Microscopically, spores are broadly ellipsoid to ovoid, smooth, hyaline (colourless), and neither amyloid nor dextrinoid, measuring 7.5–9 by 5–6 μm. Basidia are slenderly clavate (club‑shaped), four‑spored, 36–48 by 8–10 μm, and clamp connections are entirely absent. The cap cuticle (pileipellis) is a cutis of parallel, strongly septate hyphae, 15–30 by 8–20 μm, with thick walls and dark incrusting pigments; beneath this lies a subpellis of more inflated, weakly pigmented hyphae. No clamp connections occur in any tissue.
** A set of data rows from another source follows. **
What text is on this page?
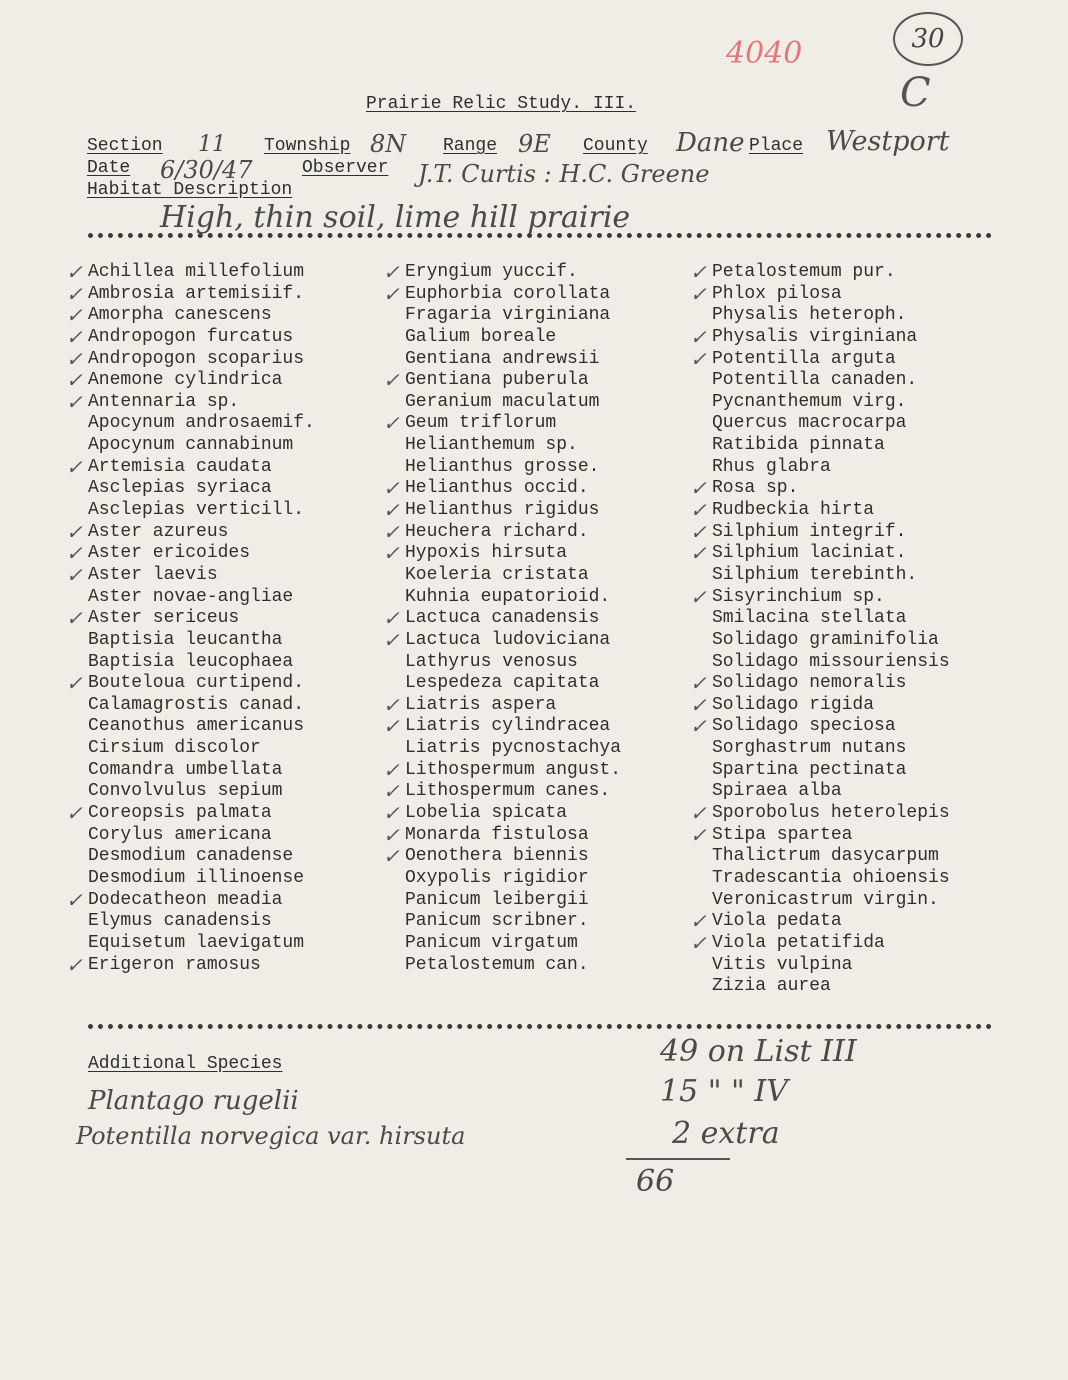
4040	30
C
Prairie Relic Study. III.
Section 11 Township 8N Range 9E County Dane Place Westport
Date 6/30/47	Observer J.T. Curtis : H.C. Greene
Habitat Description
High, thin soil, lime hill prairie
✓ Achillea millefolium
✓ Ambrosia artemisiif.
✓ Amorpha canescens
✓ Andropogon furcatus
✓ Andropogon scoparius
✓ Anemone cylindrica
✓ Antennaria sp.
Apocynum androsaemif.
Apocynum cannabinum
✓ Artemisia caudata
Asclepias syriaca
Asclepias verticill.
✓ Aster azureus
✓ Aster ericoides
✓ Aster laevis
Aster novae-angliae
✓ Aster sericeus
Baptisia leucantha
Baptisia leucophaea
✓ Bouteloua curtipend.
Calamagrostis canad.
Ceanothus americanus
Cirsium discolor
Comandra umbellata
Convolvulus sepium
✓ Coreopsis palmata
Corylus americana
Desmodium canadense
Desmodium illinoense
✓ Dodecatheon meadia
Elymus canadensis
Equisetum laevigatum
✓ Erigeron ramosus
✓ Eryngium yuccif.
✓ Euphorbia corollata
Fragaria virginiana
Galium boreale
Gentiana andrewsii
✓ Gentiana puberula
Geranium maculatum
✓ Geum triflorum
Helianthemum sp.
Helianthus grosse.
✓ Helianthus occid.
✓ Helianthus rigidus
✓ Heuchera richard.
✓ Hypoxis hirsuta
Koeleria cristata
Kuhnia eupatorioid.
✓ Lactuca canadensis
✓ Lactuca ludoviciana
Lathyrus venosus
Lespedeza capitata
✓ Liatris aspera
✓ Liatris cylindracea
Liatris pycnostachya
✓ Lithospermum angust.
✓ Lithospermum canes.
✓ Lobelia spicata
✓ Monarda fistulosa
✓ Oenothera biennis
Oxypolis rigidior
Panicum leibergii
Panicum scribner.
Panicum virgatum
Petalostemum can.
✓ Petalostemum pur.
✓ Phlox pilosa
Physalis heteroph.
✓ Physalis virginiana
✓ Potentilla arguta
Potentilla canaden.
Pycnanthemum virg.
Quercus macrocarpa
Ratibida pinnata
Rhus glabra
✓ Rosa sp.
✓ Rudbeckia hirta
✓ Silphium integrif.
✓ Silphium laciniat.
Silphium terebinth.
✓ Sisyrinchium sp.
Smilacina stellata
Solidago graminifolia
Solidago missouriensis
✓ Solidago nemoralis
✓ Solidago rigida
✓ Solidago speciosa
Sorghastrum nutans
Spartina pectinata
Spiraea alba
✓ Sporobolus heterolepis
✓ Stipa spartea
Thalictrum dasycarpum
Tradescantia ohioensis
Veronicastrum virgin.
✓ Viola pedata
✓ Viola petatifida
Vitis vulpina
Zizia aurea
Additional Species
Plantago rugelii
Potentilla norvegica var. hirsuta
49 on List III
15 " " IV
2 extra
66
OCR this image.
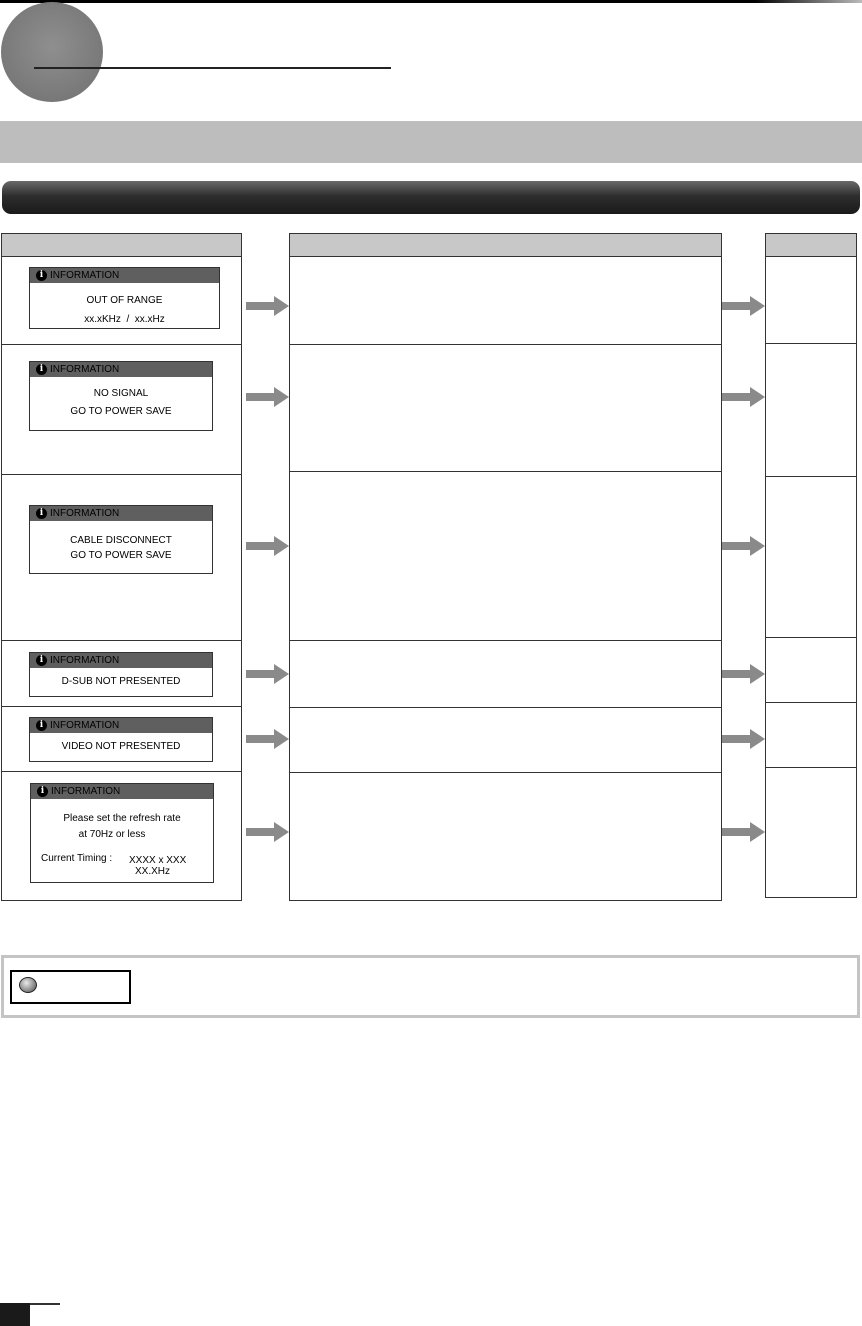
i INFORMATION
OUT OF RANGE
xx.xKHz  /  xx.xHz
i INFORMATION
NO SIGNAL
GO TO POWER SAVE
i INFORMATION
CABLE DISCONNECT
GO TO POWER SAVE
i INFORMATION
D-SUB NOT PRESENTED
i INFORMATION
VIDEO NOT PRESENTED
i INFORMATION
Please set the refresh rate
at 70Hz or less
Current Timing : XXXX x XXX
XX.XHz
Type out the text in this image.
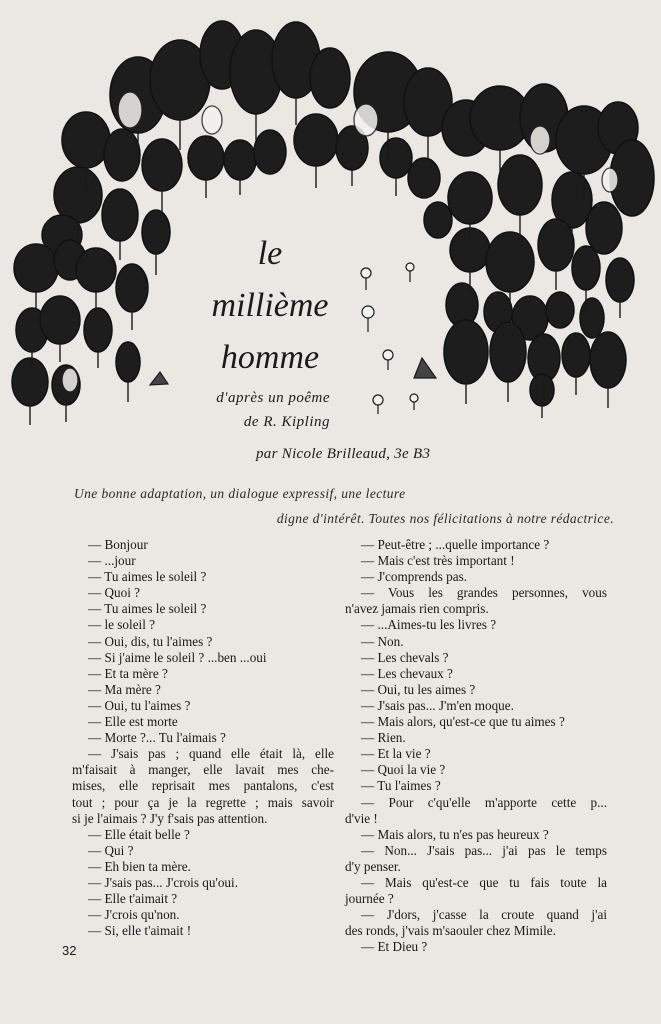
le
millième
homme
d'après un poême
de R. Kipling
par Nicole Brilleaud, 3e B3
Une bonne adaptation, un dialogue expressif, une lecture
digne d'intérêt. Toutes nos félicitations à notre rédactrice.
— Bonjour
— ...jour
— Tu aimes le soleil ?
— Quoi ?
— Tu aimes le soleil ?
— le soleil ?
— Oui, dis, tu l'aimes ?
— Si j'aime le soleil ? ...ben ...oui
— Et ta mère ?
— Ma mère ?
— Oui, tu l'aimes ?
— Elle est morte
— Morte ?... Tu l'aimais ?
— J'sais pas ; quand elle était là, elle
m'faisait à manger, elle lavait mes che-
mises, elle reprisait mes pantalons, c'est
tout ; pour ça je la regrette ; mais savoir
si je l'aimais ? J'y f'sais pas attention.
— Elle était belle ?
— Qui ?
— Eh bien ta mère.
— J'sais pas... J'crois qu'oui.
— Elle t'aimait ?
— J'crois qu'non.
— Si, elle t'aimait !
— Peut-être ; ...quelle importance ?
— Mais c'est très important !
— J'comprends pas.
— Vous les grandes personnes, vous
n'avez jamais rien compris.
— ...Aimes-tu les livres ?
— Non.
— Les chevals ?
— Les chevaux ?
— Oui, tu les aimes ?
— J'sais pas... J'm'en moque.
— Mais alors, qu'est-ce que tu aimes ?
— Rien.
— Et la vie ?
— Quoi la vie ?
— Tu l'aimes ?
— Pour c'qu'elle m'apporte cette p...
d'vie !
— Mais alors, tu n'es pas heureux ?
— Non... J'sais pas... j'ai pas le temps
d'y penser.
— Mais qu'est-ce que tu fais toute la
journée ?
— J'dors, j'casse la croute quand j'ai
des ronds, j'vais m'saouler chez Mimile.
— Et Dieu ?
32
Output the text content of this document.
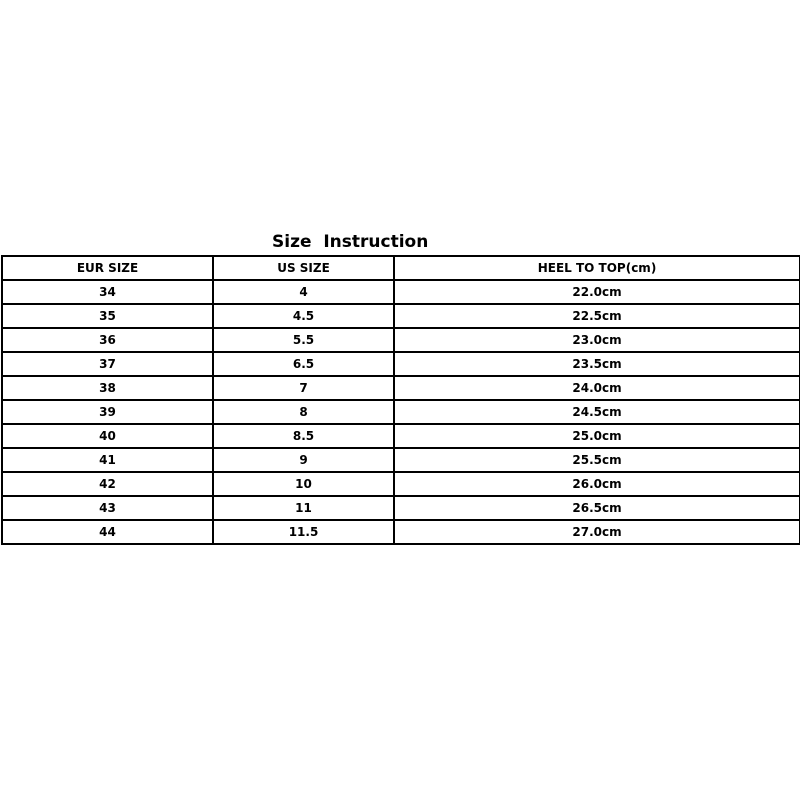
Size  Instruction
EUR SIZE	US SIZE	HEEL TO TOP(cm)
34	4	22.0cm
35	4.5	22.5cm
36	5.5	23.0cm
37	6.5	23.5cm
38	7	24.0cm
39	8	24.5cm
40	8.5	25.0cm
41	9	25.5cm
42	10	26.0cm
43	11	26.5cm
44	11.5	27.0cm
==Habitat and distribution==

Tricholoma borgsjoeënse grows in boreal coniferous woodlands, favouring moist, moss‑covered soils in old‑growth Norway spruce (Picea abies) stands. Fruit bodies appear singly or in small groups or rows from August to September on nutrient‑rich, undisturbed forest floors, often emerging deep within the moss layer. The species forms ectomycorrhizal associations exclusively with spruce, with no evidence of symbiosis with pine or other hosts.

At the time of its original description, T. borgsjoeënse was known from at least six localities in the province of Medelpad, central Sweden, including the type collection at Julåsen. Subsequent records—among them Finnish specimens and additional finds in Norway—demonstrate that its range extends throughout Fennoscandian spruce forests. Beyond Scandinavia, a single fruit body was reported from the Czech Republic in 2012, and surveys in Slovakia confirmed two localities, one in the Low Tatras (Nízke Tatry), representing the southernmost European record for the species. While initially associated with virgin‑like boreal spruce woodland, Czech and Slovak collections arose in managed Norway spruce stands, indicating that T. borgsjoeënse tolerates both natural and cultured forests. Reported substrates span calcareous soils, acidic paragneiss bedrock, sandstone outcrops and deluvial sediments derived from quartzites and quartz sandstones; soil pH as low as 3.7 has been measured at one Slovak site.